Before, I used to consider scientific papers... well, scientific and would try to base an informed opinion on the abstracts and conclusions. After reading blog entries like these and actually reading some papers (especially soft science papers which are easier to understand), even as a layman, some glaring mistakes can be spotted.

Popular scientists like Dawkins and that black astronomer are happy to point out the glaring problems in other areas of life, but it's looking more and more like the scientific field doesn't have its shit together either.

On a scale of bullshit to trustworthy, where stuff like Breitbart and ThePinkNews live in swamps of bullshit, scientific publications and papers seem to barely reach "believable". One always has to question "who payed for this research", "who reviewed it", "which country is this from", "what reasons could there have been to do this research", "are these results too good to be true", "who would benefits from these results", etc.

It seems like one really cannot trust anybody or anything and has to constantly keep their wits about themselves.

Will we ever be able to clean up our act? What can we do?



>How are we, the laymen, supposed to trust published, peer-reviewed papers?

You are not supposed to.

The laymen really isn't the intended audience of academic publications. The literature is always in flux and inherently unreliable as discoveries are claimed and over decades, proven true or false. Taking a snapshot of the literature at any one time is to accept that a proportion of the claimed truth will be false. Unfortunately the laymen doesn't get this, and they believe that published=true.
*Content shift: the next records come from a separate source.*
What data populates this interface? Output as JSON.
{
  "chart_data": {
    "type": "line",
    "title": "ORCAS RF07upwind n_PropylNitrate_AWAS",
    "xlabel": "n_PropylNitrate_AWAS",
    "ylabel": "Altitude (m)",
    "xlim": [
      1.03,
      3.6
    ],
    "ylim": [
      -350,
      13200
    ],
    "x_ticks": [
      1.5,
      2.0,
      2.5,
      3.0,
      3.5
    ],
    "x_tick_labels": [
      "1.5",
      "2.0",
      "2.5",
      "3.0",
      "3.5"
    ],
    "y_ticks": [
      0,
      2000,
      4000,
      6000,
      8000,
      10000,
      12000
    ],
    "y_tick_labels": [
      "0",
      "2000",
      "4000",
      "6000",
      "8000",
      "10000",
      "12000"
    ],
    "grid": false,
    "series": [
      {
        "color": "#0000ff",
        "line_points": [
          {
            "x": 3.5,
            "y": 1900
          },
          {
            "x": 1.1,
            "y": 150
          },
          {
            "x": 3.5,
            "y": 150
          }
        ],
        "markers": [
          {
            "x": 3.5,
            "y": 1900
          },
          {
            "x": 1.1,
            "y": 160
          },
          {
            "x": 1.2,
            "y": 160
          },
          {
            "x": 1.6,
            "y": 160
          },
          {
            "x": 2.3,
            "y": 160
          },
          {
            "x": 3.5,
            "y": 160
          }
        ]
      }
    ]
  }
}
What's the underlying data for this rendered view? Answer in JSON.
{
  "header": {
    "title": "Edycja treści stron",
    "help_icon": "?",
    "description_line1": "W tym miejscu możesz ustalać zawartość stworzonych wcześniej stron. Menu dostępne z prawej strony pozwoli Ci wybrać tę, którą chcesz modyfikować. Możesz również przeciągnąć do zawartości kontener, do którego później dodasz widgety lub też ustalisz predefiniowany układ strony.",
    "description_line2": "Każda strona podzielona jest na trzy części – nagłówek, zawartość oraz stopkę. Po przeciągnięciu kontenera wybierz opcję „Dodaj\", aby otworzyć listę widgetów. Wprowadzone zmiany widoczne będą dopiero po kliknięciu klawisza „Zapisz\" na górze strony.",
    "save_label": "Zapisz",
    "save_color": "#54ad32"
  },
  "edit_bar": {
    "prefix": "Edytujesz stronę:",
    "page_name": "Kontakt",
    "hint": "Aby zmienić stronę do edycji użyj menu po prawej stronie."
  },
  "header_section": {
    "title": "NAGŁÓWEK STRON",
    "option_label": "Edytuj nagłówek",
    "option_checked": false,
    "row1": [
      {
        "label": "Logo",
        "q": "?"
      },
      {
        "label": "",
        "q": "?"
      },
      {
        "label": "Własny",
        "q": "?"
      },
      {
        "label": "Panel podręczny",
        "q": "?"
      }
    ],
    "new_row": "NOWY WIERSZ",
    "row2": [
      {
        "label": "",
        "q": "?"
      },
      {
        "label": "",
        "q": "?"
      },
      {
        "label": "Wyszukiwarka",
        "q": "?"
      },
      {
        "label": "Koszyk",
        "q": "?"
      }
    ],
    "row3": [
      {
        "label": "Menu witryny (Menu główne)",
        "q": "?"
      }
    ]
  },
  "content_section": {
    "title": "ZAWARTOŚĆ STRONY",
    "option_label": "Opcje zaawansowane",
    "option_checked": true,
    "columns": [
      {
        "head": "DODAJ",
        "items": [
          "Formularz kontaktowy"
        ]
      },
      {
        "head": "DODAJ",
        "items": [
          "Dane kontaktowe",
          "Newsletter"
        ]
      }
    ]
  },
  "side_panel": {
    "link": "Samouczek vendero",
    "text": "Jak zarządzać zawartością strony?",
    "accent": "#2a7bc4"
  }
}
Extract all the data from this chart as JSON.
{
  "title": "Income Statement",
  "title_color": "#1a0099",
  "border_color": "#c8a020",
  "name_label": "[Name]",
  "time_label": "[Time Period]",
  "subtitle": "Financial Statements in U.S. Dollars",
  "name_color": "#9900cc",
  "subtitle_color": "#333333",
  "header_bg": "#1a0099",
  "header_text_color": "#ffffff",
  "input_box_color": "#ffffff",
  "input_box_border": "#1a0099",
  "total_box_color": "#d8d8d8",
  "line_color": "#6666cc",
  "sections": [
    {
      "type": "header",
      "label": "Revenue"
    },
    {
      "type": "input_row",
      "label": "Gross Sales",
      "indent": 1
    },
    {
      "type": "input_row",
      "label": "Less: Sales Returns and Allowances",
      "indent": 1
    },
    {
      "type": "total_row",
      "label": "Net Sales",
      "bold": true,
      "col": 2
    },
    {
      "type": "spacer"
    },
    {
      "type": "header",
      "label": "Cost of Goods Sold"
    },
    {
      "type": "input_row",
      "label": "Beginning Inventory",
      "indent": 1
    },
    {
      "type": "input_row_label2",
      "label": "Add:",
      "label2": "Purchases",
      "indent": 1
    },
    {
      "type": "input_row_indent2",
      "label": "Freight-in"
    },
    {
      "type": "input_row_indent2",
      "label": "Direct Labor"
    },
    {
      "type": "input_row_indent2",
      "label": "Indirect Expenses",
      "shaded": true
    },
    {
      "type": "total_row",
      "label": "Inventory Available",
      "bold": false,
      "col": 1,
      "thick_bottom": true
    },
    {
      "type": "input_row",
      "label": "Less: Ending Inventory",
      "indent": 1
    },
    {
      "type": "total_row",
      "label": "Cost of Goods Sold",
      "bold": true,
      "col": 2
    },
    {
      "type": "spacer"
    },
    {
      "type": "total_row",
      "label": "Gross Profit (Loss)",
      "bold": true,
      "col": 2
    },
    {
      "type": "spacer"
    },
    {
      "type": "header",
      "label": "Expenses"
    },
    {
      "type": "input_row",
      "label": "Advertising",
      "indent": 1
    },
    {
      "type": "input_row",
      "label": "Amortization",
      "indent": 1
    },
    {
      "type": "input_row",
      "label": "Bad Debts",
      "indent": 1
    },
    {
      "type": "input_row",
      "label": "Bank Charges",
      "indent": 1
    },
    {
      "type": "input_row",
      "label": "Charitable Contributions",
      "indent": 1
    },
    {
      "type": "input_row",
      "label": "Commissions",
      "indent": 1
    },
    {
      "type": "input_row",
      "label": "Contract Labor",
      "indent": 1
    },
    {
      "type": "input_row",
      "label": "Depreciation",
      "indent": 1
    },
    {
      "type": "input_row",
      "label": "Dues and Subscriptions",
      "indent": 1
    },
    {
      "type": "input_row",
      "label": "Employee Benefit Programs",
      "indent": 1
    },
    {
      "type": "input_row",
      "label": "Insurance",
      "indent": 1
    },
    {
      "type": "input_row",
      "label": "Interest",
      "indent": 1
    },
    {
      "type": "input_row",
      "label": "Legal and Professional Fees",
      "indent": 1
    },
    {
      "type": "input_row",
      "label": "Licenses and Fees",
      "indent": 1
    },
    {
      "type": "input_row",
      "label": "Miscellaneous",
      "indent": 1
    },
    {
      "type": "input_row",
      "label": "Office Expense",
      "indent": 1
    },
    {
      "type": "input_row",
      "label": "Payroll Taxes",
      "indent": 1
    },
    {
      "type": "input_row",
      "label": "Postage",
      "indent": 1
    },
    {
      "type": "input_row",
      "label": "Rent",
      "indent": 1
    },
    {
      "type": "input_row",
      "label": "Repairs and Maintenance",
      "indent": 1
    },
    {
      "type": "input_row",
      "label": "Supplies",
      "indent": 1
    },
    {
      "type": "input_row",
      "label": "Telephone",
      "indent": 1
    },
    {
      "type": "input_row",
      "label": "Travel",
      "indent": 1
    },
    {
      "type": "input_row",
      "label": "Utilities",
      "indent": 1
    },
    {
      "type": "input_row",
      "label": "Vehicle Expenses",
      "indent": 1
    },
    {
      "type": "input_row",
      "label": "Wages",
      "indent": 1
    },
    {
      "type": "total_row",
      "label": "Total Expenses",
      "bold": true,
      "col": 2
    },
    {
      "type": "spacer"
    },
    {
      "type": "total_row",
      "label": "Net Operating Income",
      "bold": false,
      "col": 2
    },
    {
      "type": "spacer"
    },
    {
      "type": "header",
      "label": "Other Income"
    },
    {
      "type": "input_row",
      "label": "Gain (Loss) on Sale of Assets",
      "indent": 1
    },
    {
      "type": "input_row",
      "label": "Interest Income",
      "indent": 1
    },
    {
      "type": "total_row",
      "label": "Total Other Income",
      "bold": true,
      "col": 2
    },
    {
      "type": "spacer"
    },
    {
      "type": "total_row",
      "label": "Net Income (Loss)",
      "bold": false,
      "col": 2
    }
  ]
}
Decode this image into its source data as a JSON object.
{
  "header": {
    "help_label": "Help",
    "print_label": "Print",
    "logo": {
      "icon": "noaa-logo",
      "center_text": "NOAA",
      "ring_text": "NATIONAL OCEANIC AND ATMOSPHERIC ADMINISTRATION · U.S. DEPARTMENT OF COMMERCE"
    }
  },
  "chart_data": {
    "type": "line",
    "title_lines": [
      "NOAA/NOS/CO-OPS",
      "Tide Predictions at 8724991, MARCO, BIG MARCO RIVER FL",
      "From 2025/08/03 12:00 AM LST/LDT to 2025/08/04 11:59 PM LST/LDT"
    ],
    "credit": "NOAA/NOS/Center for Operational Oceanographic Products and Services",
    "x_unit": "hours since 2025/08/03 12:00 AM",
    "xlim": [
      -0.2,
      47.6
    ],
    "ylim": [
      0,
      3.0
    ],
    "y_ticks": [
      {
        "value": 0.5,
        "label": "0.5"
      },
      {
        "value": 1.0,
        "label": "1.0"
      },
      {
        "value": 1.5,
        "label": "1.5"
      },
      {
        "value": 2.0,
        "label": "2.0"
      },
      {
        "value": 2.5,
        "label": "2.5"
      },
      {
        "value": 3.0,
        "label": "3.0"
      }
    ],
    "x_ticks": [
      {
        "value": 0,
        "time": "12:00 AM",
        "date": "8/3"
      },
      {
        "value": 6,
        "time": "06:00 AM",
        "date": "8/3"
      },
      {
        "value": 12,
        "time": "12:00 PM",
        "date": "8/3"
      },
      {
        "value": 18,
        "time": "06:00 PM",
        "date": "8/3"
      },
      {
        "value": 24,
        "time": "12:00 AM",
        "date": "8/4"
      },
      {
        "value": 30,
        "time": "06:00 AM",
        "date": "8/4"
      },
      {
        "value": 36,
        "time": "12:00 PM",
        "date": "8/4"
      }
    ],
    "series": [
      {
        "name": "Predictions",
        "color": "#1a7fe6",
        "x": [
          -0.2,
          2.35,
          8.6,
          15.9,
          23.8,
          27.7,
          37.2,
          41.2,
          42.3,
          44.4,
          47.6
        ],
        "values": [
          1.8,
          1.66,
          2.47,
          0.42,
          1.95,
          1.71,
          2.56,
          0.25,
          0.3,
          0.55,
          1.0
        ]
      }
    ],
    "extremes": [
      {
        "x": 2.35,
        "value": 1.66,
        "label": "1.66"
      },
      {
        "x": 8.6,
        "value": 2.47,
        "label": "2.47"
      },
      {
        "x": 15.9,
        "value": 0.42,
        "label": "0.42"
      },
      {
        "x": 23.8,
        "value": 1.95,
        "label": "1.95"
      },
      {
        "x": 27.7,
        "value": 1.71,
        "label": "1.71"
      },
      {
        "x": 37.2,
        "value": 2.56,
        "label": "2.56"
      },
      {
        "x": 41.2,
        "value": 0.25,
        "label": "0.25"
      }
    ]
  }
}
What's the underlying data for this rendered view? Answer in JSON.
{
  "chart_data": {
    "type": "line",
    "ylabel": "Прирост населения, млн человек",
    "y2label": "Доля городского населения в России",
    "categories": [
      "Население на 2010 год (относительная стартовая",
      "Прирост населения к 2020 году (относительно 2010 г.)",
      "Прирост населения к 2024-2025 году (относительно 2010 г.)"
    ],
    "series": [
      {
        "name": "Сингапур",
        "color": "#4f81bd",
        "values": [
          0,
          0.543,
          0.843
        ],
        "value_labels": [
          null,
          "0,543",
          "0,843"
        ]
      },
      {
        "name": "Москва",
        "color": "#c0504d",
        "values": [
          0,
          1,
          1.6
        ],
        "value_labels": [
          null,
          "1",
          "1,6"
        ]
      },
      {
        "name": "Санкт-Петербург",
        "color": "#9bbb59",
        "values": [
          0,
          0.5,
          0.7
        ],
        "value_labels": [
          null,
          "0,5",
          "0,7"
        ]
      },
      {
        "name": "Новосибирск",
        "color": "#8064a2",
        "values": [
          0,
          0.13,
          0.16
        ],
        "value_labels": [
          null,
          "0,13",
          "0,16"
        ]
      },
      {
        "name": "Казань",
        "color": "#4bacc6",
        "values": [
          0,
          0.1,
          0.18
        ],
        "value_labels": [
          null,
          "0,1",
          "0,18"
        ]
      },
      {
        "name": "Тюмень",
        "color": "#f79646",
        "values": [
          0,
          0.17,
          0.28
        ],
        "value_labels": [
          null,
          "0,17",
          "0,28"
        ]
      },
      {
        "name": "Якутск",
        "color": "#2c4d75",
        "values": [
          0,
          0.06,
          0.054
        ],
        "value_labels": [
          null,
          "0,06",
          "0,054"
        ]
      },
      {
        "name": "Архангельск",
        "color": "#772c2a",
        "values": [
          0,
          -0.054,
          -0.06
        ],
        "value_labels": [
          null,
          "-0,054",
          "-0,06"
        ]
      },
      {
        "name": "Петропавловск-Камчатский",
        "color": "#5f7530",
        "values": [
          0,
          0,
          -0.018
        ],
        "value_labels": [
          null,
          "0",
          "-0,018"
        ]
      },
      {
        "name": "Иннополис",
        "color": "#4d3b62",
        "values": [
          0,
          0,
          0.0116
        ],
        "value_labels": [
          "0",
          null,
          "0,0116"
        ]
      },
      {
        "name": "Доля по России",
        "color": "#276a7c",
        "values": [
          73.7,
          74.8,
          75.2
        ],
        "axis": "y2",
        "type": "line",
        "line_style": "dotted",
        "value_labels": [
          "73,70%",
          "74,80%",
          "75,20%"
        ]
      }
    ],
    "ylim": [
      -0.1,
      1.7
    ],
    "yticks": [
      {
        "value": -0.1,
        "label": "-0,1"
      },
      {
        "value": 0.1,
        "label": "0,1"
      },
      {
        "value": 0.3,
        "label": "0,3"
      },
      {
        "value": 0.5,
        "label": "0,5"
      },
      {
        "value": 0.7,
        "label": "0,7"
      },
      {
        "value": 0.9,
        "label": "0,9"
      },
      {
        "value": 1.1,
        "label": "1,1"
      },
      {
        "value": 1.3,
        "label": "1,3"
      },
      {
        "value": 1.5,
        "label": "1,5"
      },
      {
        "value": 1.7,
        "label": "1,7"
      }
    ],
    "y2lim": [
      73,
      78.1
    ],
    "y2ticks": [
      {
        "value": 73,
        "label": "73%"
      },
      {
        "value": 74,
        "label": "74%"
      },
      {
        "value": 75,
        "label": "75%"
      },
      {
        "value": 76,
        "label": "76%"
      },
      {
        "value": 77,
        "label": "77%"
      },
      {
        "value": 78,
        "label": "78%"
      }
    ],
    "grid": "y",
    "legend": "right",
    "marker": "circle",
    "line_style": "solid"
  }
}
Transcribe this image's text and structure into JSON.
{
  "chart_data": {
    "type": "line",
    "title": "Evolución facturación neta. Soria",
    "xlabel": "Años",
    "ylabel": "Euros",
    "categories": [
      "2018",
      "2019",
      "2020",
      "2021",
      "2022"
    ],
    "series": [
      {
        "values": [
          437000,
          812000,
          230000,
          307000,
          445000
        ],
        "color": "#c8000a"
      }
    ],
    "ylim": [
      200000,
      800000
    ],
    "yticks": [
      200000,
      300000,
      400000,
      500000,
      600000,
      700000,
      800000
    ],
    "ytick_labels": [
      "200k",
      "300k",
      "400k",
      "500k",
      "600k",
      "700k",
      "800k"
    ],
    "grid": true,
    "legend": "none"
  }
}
As a layman, you should be looking to sources of information that have been vetted for truth, like textbooks. Textbooks are made to distill the most reliable information from the literature by a team of experts.

One paper isn't truth, a dozen independent papers, all pointing to the same thing is. That is what we call the "scientific consensus".


For one, consider the institutions and nations that the research is from. It's too bad that journals are not more discriminating, but we as consumers of articles can be.